Fact: Feeling suicidal is often a temporary state of mind. While someone may feel sad or low for a long period of time, the actual suicidal crisis can be relatively short term. Offering appropriate and timely help and emotional support to people can reduce the risk of them dying by suicide.
Myth People who are suicidal want to die
Fact: The majority of people who feel suicidal do not actually want to die; they want the pain they experience to stop.
Myth Most suicides happen in the winter months
Fact: Suicide is more common in the spring and summer.
It’s difficult to be specific about what constitutes risk with regard to suicide, a number of factors have been identified as posing risk but, research, people working in the field and those who have experienced suicidal thoughts cite a number of factors coming together as prompting risk rather than any one single factor. This is why the importance of education, knowledge, prevention and crisis support are key messages to communicate. Risk factors which have been identified include depression, alcohol abuse, violence, loss, feeling trapped, and/or expressing suicidal thoughts. People who have been in this situation say what they wanted was for the pain they were experiencing to stop.

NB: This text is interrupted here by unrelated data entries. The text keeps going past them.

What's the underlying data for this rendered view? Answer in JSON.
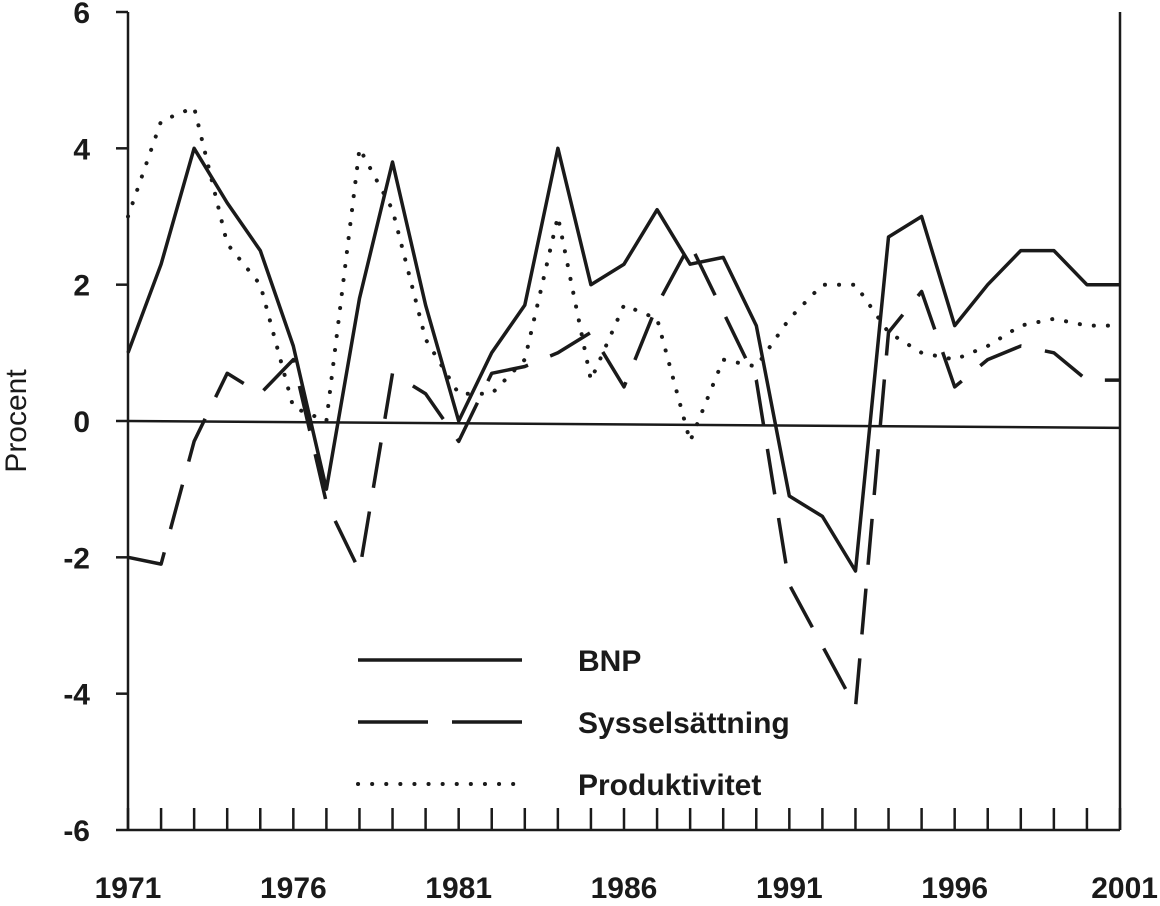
{
  "chart_data": {
    "type": "line",
    "title": "",
    "xlabel": "",
    "ylabel": "Procent",
    "xlim": [
      1971,
      2001
    ],
    "ylim": [
      -6,
      6
    ],
    "x_ticks": [
      1971,
      1976,
      1981,
      1986,
      1991,
      1996,
      2001
    ],
    "y_ticks": [
      -6,
      -4,
      -2,
      0,
      2,
      4,
      6
    ],
    "grid": false,
    "legend_position": "bottom-center",
    "x": [
      1971,
      1972,
      1973,
      1974,
      1975,
      1976,
      1977,
      1978,
      1979,
      1980,
      1981,
      1982,
      1983,
      1984,
      1985,
      1986,
      1987,
      1988,
      1989,
      1990,
      1991,
      1992,
      1993,
      1994,
      1995,
      1996,
      1997,
      1998,
      1999,
      2000,
      2001
    ],
    "series": [
      {
        "name": "BNP",
        "style": "solid",
        "values": [
          1.0,
          2.3,
          4.0,
          3.2,
          2.5,
          1.1,
          -1.0,
          1.8,
          3.8,
          1.7,
          0.0,
          1.0,
          1.7,
          4.0,
          2.0,
          2.3,
          3.1,
          2.3,
          2.4,
          1.4,
          -1.1,
          -1.4,
          -2.2,
          2.7,
          3.0,
          1.4,
          2.0,
          2.5,
          2.5,
          2.0,
          2.0
        ]
      },
      {
        "name": "Sysselsättning",
        "style": "dashed",
        "values": [
          -2.0,
          -2.1,
          -0.3,
          0.7,
          0.4,
          0.9,
          -1.2,
          -2.2,
          0.7,
          0.4,
          -0.3,
          0.7,
          0.8,
          1.0,
          1.3,
          0.5,
          1.7,
          2.6,
          1.6,
          0.6,
          -2.4,
          -3.3,
          -4.2,
          1.3,
          1.9,
          0.5,
          0.9,
          1.1,
          1.0,
          0.6,
          0.6
        ]
      },
      {
        "name": "Produktivitet",
        "style": "dotted",
        "values": [
          3.0,
          4.4,
          4.6,
          2.6,
          2.0,
          0.2,
          0.0,
          4.0,
          3.1,
          1.2,
          0.4,
          0.4,
          0.9,
          3.0,
          0.6,
          1.7,
          1.5,
          -0.3,
          0.9,
          0.8,
          1.5,
          2.0,
          2.0,
          1.3,
          1.0,
          0.9,
          1.1,
          1.4,
          1.5,
          1.4,
          1.4
        ]
      }
    ],
    "zero_line": {
      "values": [
        0.0,
        -0.1
      ]
    }
  }
}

Some people would say that;-
“Suicide is not chosen; it happens when pain exceeds resources for coping with pain”
Why include it as part of the Mental Health pillar?
People are dying and more can be done to reach out and do something positive about this. Though the issue of suicide is more open than it used to be there is a long way to go. We need to continue to break the silence, fear and ignorance about it. The message that it is alright to talk about suicide, that help is available and there are ways to try to prevent it is a powerful and important one.

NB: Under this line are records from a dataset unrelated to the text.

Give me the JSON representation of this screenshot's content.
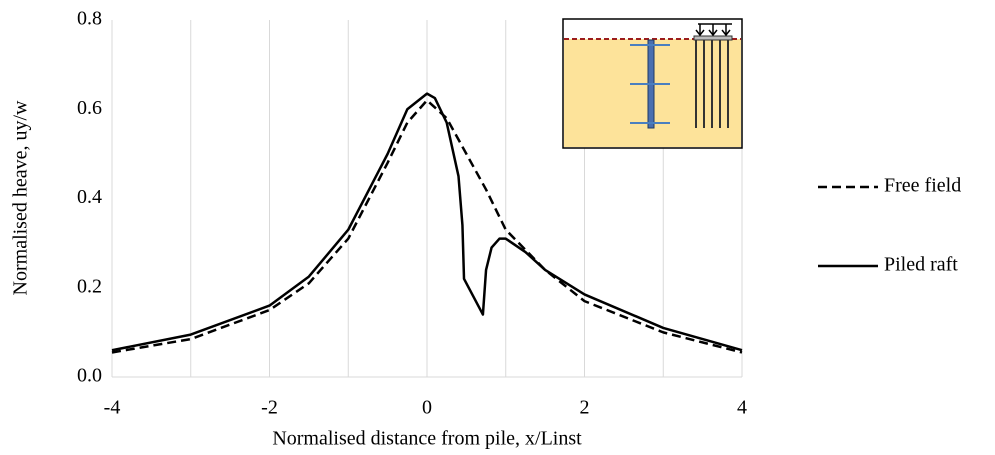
{
  "chart_data": {
    "type": "line",
    "x_label": "Normalised distance from pile, x/Linst",
    "y_label": "Normalised heave, uy/w",
    "xlim": [
      -4,
      4
    ],
    "ylim": [
      0,
      0.8
    ],
    "xticks": [
      -4,
      -2,
      0,
      2,
      4
    ],
    "xgrid_lines": [
      -4,
      -3,
      -2,
      -1,
      0,
      1,
      2,
      3,
      4
    ],
    "yticks": [
      {
        "value": 0,
        "label": "0.0"
      },
      {
        "value": 0.2,
        "label": "0.2"
      },
      {
        "value": 0.4,
        "label": "0.4"
      },
      {
        "value": 0.6,
        "label": "0.6"
      },
      {
        "value": 0.8,
        "label": "0.8"
      }
    ],
    "legend": "right",
    "series": [
      {
        "name": "Free field",
        "color": "#000000",
        "dash": true,
        "x": [
          -4,
          -3,
          -2,
          -1.5,
          -1,
          -0.5,
          -0.25,
          0,
          0.25,
          0.5,
          0.75,
          1,
          1.5,
          2,
          3,
          4
        ],
        "values": [
          0.055,
          0.085,
          0.15,
          0.21,
          0.31,
          0.48,
          0.57,
          0.62,
          0.58,
          0.5,
          0.42,
          0.33,
          0.24,
          0.17,
          0.1,
          0.055
        ]
      },
      {
        "name": "Piled raft",
        "color": "#000000",
        "dash": false,
        "x": [
          -4,
          -3,
          -2,
          -1.5,
          -1,
          -0.5,
          -0.25,
          0,
          0.1,
          0.25,
          0.4,
          0.45,
          0.47,
          0.71,
          0.75,
          0.82,
          0.92,
          1,
          1.25,
          1.5,
          2,
          3,
          4
        ],
        "values": [
          0.06,
          0.095,
          0.16,
          0.225,
          0.33,
          0.5,
          0.6,
          0.635,
          0.625,
          0.57,
          0.45,
          0.34,
          0.22,
          0.14,
          0.24,
          0.29,
          0.31,
          0.31,
          0.28,
          0.24,
          0.185,
          0.11,
          0.06
        ]
      }
    ]
  }
}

3 Open up a dialogue with people who have/are experiencing Mental Health issues.
Establish relationships and an ongoing rapport with people affected by mental health issues through reaching out to service users and the groups which they have started. Making a direct connection with people who use services will bring into sharp focus the everyday struggles, prejudice, fear, support and help that are part and parcel of people’s lives and show David doing something real and tangible. Meeting with and listening to people who use services breaks down barriers and provides a compelling and powerful reality to the other two messages of looking after your mental health and speaking about suicide. There is nothing as powerful as listening to people who have firsthand experience of services. Consistently now the role that people play in their own recovery is shown to be very important – it ties in with trust, confidence and power already mentioned in this briefing.